Mr. Floyd Haynes and Mr. Clinton Urling discussing Adaptive Leadership.

Mr. Floyd Haynes and Mr. Clinton Urling discussing Adaptive Leadership.

Leadership is one of the most widely talked about subjects and at the same time one of the most elusive and puzzling. Guyanese often yearn for great, transcending leadership for their communities, universities, sports teams, and for the nation. However, we have an almost love-hate ambivalence about power wielders. And we especially dislike anyone who tries to boss us around. Yes, we admire the Washingtons and Churchills, but Hitler and Al Capone were leaders too and that points up a fundamental problem.
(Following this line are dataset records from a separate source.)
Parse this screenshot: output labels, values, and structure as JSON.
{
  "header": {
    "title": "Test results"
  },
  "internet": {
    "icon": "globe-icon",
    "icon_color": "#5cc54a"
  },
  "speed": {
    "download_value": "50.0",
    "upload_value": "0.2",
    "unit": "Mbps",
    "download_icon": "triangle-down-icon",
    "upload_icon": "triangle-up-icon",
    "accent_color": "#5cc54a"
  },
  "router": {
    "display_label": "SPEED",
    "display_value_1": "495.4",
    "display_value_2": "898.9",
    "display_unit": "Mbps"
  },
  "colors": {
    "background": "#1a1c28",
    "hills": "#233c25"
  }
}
Leadership can be exercised in the service of noble, liberating, enriching ends, but it can also serve to manipulate, mislead and repress.
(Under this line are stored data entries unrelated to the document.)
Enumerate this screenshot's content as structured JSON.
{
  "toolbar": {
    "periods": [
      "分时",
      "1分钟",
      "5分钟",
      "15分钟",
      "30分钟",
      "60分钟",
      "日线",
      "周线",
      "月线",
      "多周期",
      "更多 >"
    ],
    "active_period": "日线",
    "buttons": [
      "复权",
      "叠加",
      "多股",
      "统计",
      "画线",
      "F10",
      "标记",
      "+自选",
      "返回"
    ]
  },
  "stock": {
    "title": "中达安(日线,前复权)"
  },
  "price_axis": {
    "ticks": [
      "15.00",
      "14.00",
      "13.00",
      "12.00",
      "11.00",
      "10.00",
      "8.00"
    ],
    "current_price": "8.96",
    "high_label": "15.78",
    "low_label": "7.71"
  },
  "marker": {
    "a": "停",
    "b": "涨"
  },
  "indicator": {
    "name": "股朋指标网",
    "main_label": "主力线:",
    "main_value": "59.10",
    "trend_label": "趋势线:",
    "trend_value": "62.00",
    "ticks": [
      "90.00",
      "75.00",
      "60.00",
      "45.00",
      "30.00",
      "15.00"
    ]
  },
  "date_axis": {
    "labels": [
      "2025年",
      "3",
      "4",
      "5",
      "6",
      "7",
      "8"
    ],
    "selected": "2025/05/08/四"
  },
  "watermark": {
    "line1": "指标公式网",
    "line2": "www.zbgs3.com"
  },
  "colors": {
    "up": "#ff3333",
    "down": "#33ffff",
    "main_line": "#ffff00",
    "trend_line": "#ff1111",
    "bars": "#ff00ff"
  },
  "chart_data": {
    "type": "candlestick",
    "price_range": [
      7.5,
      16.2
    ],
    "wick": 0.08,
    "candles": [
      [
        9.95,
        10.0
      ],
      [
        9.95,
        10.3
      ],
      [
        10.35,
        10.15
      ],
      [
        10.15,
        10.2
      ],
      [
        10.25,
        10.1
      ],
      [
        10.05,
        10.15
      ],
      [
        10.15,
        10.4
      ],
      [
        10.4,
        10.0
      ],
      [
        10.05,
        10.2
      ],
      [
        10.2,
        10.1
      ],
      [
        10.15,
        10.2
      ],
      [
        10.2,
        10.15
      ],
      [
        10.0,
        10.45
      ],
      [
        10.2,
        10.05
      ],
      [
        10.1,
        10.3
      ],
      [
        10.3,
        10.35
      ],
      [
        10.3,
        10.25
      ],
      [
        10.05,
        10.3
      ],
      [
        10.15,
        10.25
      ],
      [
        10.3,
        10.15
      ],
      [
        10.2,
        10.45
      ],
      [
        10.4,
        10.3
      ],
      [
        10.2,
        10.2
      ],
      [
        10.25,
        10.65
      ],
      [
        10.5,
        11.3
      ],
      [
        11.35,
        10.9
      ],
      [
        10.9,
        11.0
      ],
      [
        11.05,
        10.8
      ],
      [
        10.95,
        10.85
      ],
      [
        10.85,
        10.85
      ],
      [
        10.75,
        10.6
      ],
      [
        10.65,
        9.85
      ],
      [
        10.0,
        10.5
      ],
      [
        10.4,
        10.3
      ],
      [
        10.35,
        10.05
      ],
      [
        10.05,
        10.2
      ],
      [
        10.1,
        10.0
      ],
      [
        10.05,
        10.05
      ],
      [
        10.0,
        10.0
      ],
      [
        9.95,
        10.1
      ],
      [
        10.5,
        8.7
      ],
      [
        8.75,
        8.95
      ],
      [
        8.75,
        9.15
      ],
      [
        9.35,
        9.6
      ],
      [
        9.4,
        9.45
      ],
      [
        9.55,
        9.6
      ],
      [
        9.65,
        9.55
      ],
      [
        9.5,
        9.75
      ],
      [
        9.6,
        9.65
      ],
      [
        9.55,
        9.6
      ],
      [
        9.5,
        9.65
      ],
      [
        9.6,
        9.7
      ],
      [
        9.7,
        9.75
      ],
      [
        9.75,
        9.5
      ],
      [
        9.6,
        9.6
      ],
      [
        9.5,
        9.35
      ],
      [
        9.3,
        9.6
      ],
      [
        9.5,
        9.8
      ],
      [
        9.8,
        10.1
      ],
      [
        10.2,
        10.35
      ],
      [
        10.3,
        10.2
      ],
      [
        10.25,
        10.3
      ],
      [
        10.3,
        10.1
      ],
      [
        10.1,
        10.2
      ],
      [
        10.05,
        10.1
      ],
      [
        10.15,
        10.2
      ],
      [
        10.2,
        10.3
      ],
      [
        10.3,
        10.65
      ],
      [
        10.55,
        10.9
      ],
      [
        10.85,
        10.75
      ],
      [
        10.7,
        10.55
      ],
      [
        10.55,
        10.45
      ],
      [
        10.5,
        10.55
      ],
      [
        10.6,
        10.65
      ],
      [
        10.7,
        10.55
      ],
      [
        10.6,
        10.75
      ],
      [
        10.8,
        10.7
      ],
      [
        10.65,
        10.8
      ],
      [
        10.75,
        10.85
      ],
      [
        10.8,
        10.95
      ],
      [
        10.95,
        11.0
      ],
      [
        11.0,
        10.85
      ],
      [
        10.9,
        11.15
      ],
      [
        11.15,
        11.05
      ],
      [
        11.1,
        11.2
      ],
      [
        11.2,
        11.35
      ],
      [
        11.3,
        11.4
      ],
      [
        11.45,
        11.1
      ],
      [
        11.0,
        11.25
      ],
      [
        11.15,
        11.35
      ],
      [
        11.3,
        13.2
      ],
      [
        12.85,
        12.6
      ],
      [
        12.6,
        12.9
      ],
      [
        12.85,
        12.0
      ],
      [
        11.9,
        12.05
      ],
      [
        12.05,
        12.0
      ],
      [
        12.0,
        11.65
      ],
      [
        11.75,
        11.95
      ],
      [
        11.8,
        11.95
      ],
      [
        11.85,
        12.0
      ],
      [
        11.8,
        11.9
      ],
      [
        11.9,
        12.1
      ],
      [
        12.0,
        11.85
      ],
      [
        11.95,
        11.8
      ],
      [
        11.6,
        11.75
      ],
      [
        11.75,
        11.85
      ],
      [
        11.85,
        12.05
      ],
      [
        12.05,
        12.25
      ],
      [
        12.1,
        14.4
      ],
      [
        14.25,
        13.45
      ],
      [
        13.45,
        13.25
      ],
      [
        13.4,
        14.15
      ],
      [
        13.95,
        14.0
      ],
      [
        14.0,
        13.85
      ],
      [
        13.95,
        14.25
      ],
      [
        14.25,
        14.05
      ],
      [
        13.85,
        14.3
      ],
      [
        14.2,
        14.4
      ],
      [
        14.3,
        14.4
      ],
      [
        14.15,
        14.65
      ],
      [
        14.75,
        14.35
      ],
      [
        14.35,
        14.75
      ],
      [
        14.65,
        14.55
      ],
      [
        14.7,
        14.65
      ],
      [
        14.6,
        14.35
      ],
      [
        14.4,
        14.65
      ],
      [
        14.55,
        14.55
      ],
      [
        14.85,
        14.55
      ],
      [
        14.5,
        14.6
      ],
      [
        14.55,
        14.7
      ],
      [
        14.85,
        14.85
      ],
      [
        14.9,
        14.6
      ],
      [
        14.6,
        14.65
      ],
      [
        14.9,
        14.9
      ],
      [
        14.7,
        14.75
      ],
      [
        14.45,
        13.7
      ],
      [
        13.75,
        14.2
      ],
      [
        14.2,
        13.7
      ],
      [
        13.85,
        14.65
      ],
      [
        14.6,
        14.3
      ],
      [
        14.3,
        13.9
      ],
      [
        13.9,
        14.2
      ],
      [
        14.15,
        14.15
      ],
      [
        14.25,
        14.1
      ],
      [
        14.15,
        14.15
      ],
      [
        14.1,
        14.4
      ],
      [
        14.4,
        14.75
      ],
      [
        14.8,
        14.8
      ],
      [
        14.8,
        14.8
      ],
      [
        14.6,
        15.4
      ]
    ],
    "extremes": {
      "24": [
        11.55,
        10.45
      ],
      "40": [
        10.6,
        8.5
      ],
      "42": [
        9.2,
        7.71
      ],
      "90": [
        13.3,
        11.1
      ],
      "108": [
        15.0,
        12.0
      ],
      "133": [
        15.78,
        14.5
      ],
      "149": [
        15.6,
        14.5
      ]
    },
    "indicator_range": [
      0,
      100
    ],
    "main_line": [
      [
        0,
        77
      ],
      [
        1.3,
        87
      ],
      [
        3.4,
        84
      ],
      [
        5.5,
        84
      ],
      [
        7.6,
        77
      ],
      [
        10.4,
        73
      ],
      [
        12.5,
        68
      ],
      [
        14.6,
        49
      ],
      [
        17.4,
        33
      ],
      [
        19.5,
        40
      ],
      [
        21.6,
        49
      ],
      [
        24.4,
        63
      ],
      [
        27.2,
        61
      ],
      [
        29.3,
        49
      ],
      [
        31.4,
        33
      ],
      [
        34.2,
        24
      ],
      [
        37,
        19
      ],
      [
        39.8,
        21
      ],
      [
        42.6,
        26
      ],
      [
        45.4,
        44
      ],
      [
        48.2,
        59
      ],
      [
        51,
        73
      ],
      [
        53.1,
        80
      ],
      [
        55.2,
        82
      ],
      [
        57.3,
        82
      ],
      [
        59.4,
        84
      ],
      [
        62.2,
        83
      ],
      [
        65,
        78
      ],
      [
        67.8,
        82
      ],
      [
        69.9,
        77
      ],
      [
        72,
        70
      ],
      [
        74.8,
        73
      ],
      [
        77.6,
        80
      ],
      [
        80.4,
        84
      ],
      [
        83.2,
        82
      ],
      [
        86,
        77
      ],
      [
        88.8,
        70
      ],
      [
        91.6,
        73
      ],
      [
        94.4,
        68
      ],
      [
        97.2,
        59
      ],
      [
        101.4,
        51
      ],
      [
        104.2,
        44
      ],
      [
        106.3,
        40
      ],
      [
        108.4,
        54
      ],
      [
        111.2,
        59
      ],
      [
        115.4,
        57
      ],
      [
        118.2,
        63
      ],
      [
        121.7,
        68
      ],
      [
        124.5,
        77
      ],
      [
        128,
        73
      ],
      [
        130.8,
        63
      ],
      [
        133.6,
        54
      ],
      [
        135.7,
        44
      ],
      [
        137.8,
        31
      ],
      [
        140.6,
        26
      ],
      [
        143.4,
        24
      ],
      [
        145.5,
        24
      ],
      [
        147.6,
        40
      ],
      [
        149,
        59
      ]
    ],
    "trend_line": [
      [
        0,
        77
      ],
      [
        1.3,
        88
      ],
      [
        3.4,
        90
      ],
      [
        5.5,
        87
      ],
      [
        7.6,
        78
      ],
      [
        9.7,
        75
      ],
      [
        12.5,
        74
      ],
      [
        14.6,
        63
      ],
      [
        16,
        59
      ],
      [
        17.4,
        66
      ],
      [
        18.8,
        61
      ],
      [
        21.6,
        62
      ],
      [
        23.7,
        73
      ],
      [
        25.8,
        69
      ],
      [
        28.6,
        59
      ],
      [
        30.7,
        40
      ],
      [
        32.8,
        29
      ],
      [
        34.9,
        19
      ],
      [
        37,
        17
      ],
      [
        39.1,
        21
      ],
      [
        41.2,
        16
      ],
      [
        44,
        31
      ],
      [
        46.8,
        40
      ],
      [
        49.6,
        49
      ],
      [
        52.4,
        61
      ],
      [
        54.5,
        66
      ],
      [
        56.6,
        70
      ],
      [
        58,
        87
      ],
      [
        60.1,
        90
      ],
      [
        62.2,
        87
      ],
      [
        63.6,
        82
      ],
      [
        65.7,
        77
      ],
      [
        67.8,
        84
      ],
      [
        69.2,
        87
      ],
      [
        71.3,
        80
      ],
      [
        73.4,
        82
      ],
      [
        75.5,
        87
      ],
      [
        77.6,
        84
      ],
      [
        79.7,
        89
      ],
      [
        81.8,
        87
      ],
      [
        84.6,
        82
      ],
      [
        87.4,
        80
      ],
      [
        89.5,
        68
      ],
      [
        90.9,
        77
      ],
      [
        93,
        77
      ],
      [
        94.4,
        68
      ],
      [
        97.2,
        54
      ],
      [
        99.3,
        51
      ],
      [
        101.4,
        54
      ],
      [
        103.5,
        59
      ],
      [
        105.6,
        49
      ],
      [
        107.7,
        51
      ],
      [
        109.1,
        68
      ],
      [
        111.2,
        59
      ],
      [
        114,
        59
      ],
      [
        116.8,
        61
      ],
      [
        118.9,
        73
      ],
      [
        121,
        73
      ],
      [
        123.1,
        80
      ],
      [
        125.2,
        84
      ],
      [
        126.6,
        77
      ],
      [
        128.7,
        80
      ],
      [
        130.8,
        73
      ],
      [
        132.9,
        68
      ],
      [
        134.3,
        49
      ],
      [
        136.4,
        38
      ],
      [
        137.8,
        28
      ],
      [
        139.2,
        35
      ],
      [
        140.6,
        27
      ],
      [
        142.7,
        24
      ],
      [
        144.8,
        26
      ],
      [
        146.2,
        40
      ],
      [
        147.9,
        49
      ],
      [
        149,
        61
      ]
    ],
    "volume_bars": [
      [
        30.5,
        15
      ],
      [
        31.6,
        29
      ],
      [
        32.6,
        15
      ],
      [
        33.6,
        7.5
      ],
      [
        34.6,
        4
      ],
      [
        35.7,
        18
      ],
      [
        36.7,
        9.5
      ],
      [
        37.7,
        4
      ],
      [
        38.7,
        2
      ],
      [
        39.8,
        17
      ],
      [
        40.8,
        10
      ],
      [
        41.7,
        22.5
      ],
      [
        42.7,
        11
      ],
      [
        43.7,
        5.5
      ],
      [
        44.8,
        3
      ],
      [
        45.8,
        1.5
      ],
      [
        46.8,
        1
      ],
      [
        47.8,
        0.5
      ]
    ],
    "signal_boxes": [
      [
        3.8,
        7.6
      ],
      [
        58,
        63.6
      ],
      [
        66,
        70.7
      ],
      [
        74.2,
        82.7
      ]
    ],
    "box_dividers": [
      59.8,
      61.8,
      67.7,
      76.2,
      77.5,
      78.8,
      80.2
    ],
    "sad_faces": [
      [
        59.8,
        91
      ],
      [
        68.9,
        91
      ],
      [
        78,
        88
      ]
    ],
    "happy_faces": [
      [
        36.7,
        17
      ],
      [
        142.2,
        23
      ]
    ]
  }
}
“One of the most universal cravings of our time,” writes James MacGregor Burns, “is a hunger for compelling and creative leadership.” But exactly what is creative leadership? A Wall Street Journal cartoon had two men talking about leadership. Finally, one turned to the other in exasperation and said: “Yes, we need leadership, but we also need someone to tell us what to do.” That is to say, leadership for most people most of the time is a rather hazy, distant and even confusing abstraction. Hence, thinking about or defining leadership is a kind of intellectual leadership challenge itself. Leadership I believe is inevitably to be linked or merged with the study of followership. We cannot really study leaders in isolation from followers, constituents or group members. The leader is very much a product of the group, and very much shaped by its aspirations, values and human resources. The more we learn about leadership, the more the leader-follower linkage is understood and reaffirmed. A leader has to resonate with followers. Part of being an effective leader is having excellent ideas, or a clear sense of direction, a sense of mission. But such ideas or vision are useless unless the would-be leader can communicate them and get them accepted by followers. A two-way engagement or two-way interaction is constantly going on. When it ceases, leaders become lost, out of touch, imperial or worse. And those last few words portray vividly what has become of the many politicians in leadership and not leadership in politicians of this dear land of Guyana.